LIBERAZIONE CANALE: LA ''VOCE REPUBBLICANA''
LIBERAZIONE CANALE: LA ''VOCE REPUBBLICANA''

ROMA, 4 AGO. (ADNKRONOS) - ''E' UN SEGNALE POSITIVO CHE SI SIA RIUSCITI A SVENTARE IL SEQUESTRO DELL'IMPRENDITORE CALABRESE PAOLO CANALE. UN SEGNALE SIA PER LA CRIMINALITA' CHE COMINCIA A VEDERE QUALCHE CREPA NEL MURO DI IMPUNITA', OMERTA' E SICUREZZA CHE FINO AD OGGI L'HA PROTETTA, SIA PER L'OPINIONE PUBBLICA CHE GIA' SI PREPARAVA A CONTARE I GIORNI DI PRIGIONIA DELL'ULTIMA VITTIMA DELL'INDUSTRIA DEI SEQUESTRI'' E' QUANTO SCRIVE IL QUOTIDIANO DEL PRI, LA ''VOCE REPUBBLICANA''.

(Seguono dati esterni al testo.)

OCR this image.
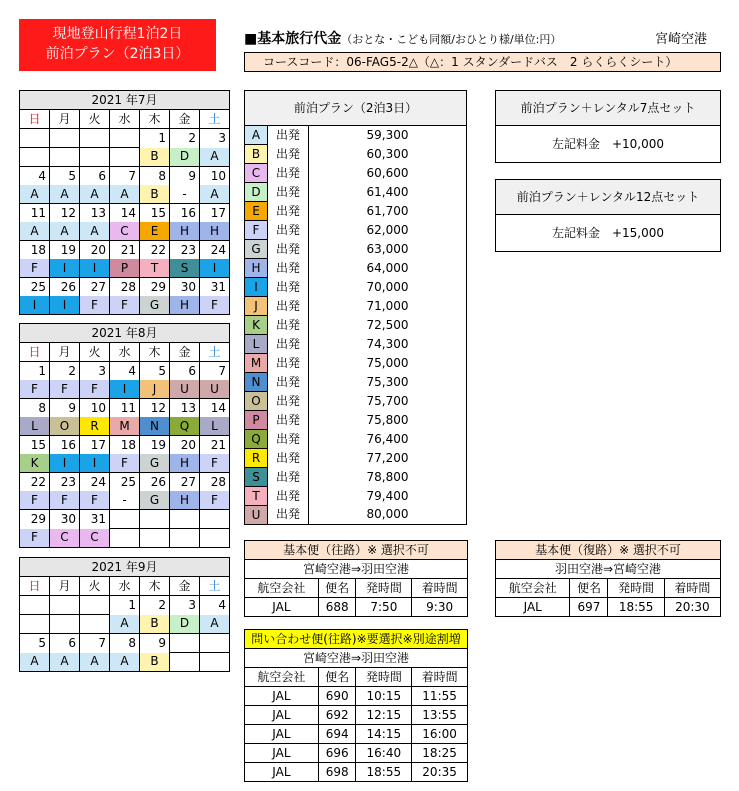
現地登山行程1泊2日
前泊プラン（2泊3日）
■基本旅行代金（おとな・こども同額/おひとり様/単位:円）	宮崎空港
コースコード：06-FAG5-2△（△：1 スタンダードバス　2 らくらくシート）
2021 年7月						
日	月	火	水	木	金	土
				1	2	3
				B	D	A
4	5	6	7	8	9	10
A	A	A	A	B	-	A
11	12	13	14	15	16	17
A	A	A	C	E	H	H
18	19	20	21	22	23	24
F	I	I	P	T	S	I
25	26	27	28	29	30	31
I	I	F	F	G	H	F
2021 年8月						
日	月	火	水	木	金	土
1	2	3	4	5	6	7
F	F	F	I	J	U	U
8	9	10	11	12	13	14
L	O	R	M	N	Q	L
15	16	17	18	19	20	21
K	I	I	F	G	H	F
22	23	24	25	26	27	28
F	F	F	-	G	H	F
29	30	31				
F	C	C				
2021 年9月						
日	月	火	水	木	金	土
			1	2	3	4
			A	B	D	A
5	6	7	8	9		
A	A	A	A	B		
前泊プラン（2泊3日）		
A	出発	59,300
B	出発	60,300
C	出発	60,600
D	出発	61,400
E	出発	61,700
F	出発	62,000
G	出発	63,000
H	出発	64,000
I	出発	70,000
J	出発	71,000
K	出発	72,500
L	出発	74,300
M	出発	75,000
N	出発	75,300
O	出発	75,700
P	出発	75,800
Q	出発	76,400
R	出発	77,200
S	出発	78,800
T	出発	79,400
U	出発	80,000
前泊プラン＋レンタル7点セット
左記料金　+10,000
前泊プラン＋レンタル12点セット
左記料金　+15,000
基本便（往路）※ 選択不可			
宮崎空港⇒羽田空港			
航空会社	便名	発時間	着時間
JAL	688	7:50	9:30
基本便（復路）※ 選択不可			
羽田空港⇒宮崎空港			
航空会社	便名	発時間	着時間
JAL	697	18:55	20:30
問い合わせ便(往路)※要選択※別途割増			
宮崎空港⇒羽田空港			
航空会社	便名	発時間	着時間
JAL	690	10:15	11:55
JAL	692	12:15	13:55
JAL	694	14:15	16:00
JAL	696	16:40	18:25
JAL	698	18:55	20:35
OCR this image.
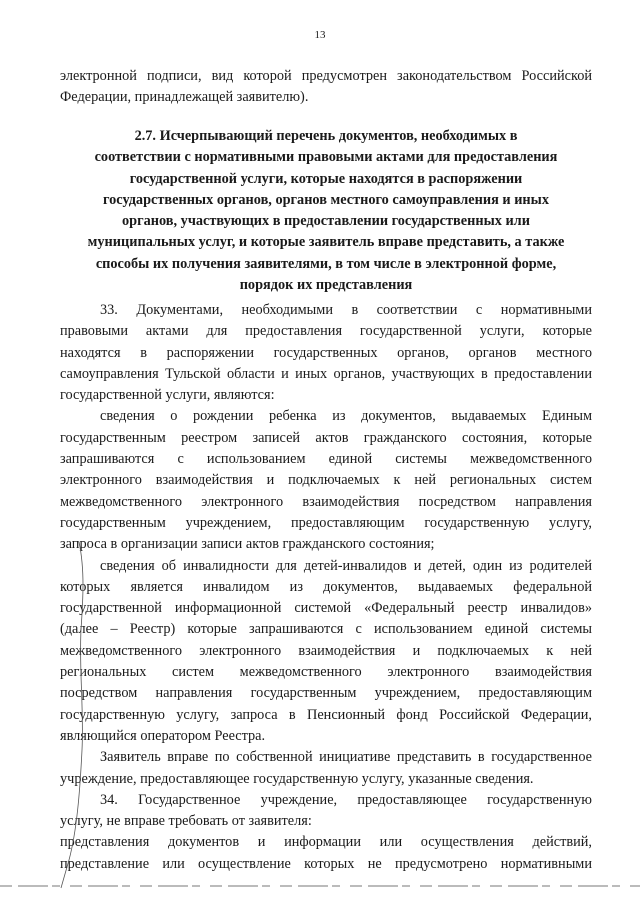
13
электронной подписи, вид которой предусмотрен законодательством Российской
Федерации, принадлежащей заявителю).
2.7. Исчерпывающий перечень документов, необходимых в
соответствии с нормативными правовыми актами для предоставления
государственной услуги, которые находятся в распоряжении
государственных органов, органов местного самоуправления и иных
органов, участвующих в предоставлении государственных или
муниципальных услуг, и которые заявитель вправе представить, а также
способы их получения заявителями, в том числе в электронной форме,
порядок их представления
33. Документами, необходимыми в соответствии с нормативными
правовыми актами для предоставления государственной услуги, которые
находятся в распоряжении государственных органов, органов местного
самоуправления Тульской области и иных органов, участвующих в предоставлении
государственной услуги, являются:
сведения о рождении ребенка из документов, выдаваемых Единым
государственным реестром записей актов гражданского состояния, которые
запрашиваются с использованием единой системы межведомственного
электронного взаимодействия и подключаемых к ней региональных систем
межведомственного электронного взаимодействия посредством направления
государственным учреждением, предоставляющим государственную услугу,
запроса в организации записи актов гражданского состояния;
сведения об инвалидности для детей-инвалидов и детей, один из родителей
которых является инвалидом из документов, выдаваемых федеральной
государственной информационной системой «Федеральный реестр инвалидов»
(далее – Реестр) которые запрашиваются с использованием единой системы
межведомственного электронного взаимодействия и подключаемых к ней
региональных систем межведомственного электронного взаимодействия
посредством направления государственным учреждением, предоставляющим
государственную услугу, запроса в Пенсионный фонд Российской Федерации,
являющийся оператором Реестра.
Заявитель вправе по собственной инициативе представить в государственное
учреждение, предоставляющее государственную услугу, указанные сведения.
34. Государственное учреждение, предоставляющее государственную
услугу, не вправе требовать от заявителя:
представления документов и информации или осуществления действий,
представление или осуществление которых не предусмотрено нормативными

''QUESTI PASSI AVANTI, TUTTAVIA -PROSEGUE LA 'VOCE'- DEVONO ESSERE SORRETTI DALL'AZIONE DECISA, INFLESSIBILE E SENZA TENTENNAMENTI DEGLI ORGANI DELLO STATO. E FRANCAMENTE GLI AVVENIMENTI DELLE ULTIME ORE NON PAIONO DIMOSTRARE CHE IL GOVERNO E MOLTI DEI SUOI INTERLOCUTORI ABBIANO INTEGRALMENTE AVVERTITO QUESTA NECESSITA'. STAMANE, ALLA CAMERA, NELLA VOTAZIONE SUL PRIMO EMENDAMENTO AL DECRETO ANTIMAFIA, E' MANCATO IL NUMERO LEGALE. SU UN ALTRO EMENDAMENTO, QUELLO RELATIVO AL FERMO DI POLIZIA, IL PDS HA INGAGGIATO UNA BATTAGLIA CHE RIECHEGGIA MOTIVI DI ALTRI TEMPI E CHE SAREBBE DEGNA DI MIGLIOR CAUSA. INFINE, ANCHE IL GOVERNO CI HA MESSO DEL SUO, DANDO VITA A CIO' CHE A TUTTI GLI OSSERVATORI E' SEMBRATA UNA DIVISIONE TRA IL MINISTRO DELLA GIUSTIZIA E IL TITOLARE DEL VIMINALE''.

''VIA APPREZZATA INVECE LA NOVITA' POSITIVA RAPPRESENTATA DALLA DEFINITIVA SCOMPARSA DEL COMMISSARIATO STRAORDINARIO ANTIMAFIA, LA CUI SOPPRESSIONE -CONCLUDE IL QUOTIDIANO DEL PRI- DOPO TANTE POLEMICHE E INSUCCESSI, I REPUBBLICANI AVEVANO INUTILMENTE RICHIESTO CONTESTUALMENTE AL VARO DA PARTE DEL GOVERNO DELLA NUOVA STRUTTURA DELLA DIA, CHE NE DOVREBBE RIPRENDERE -POTENZIATE- LE COMPETENZE''.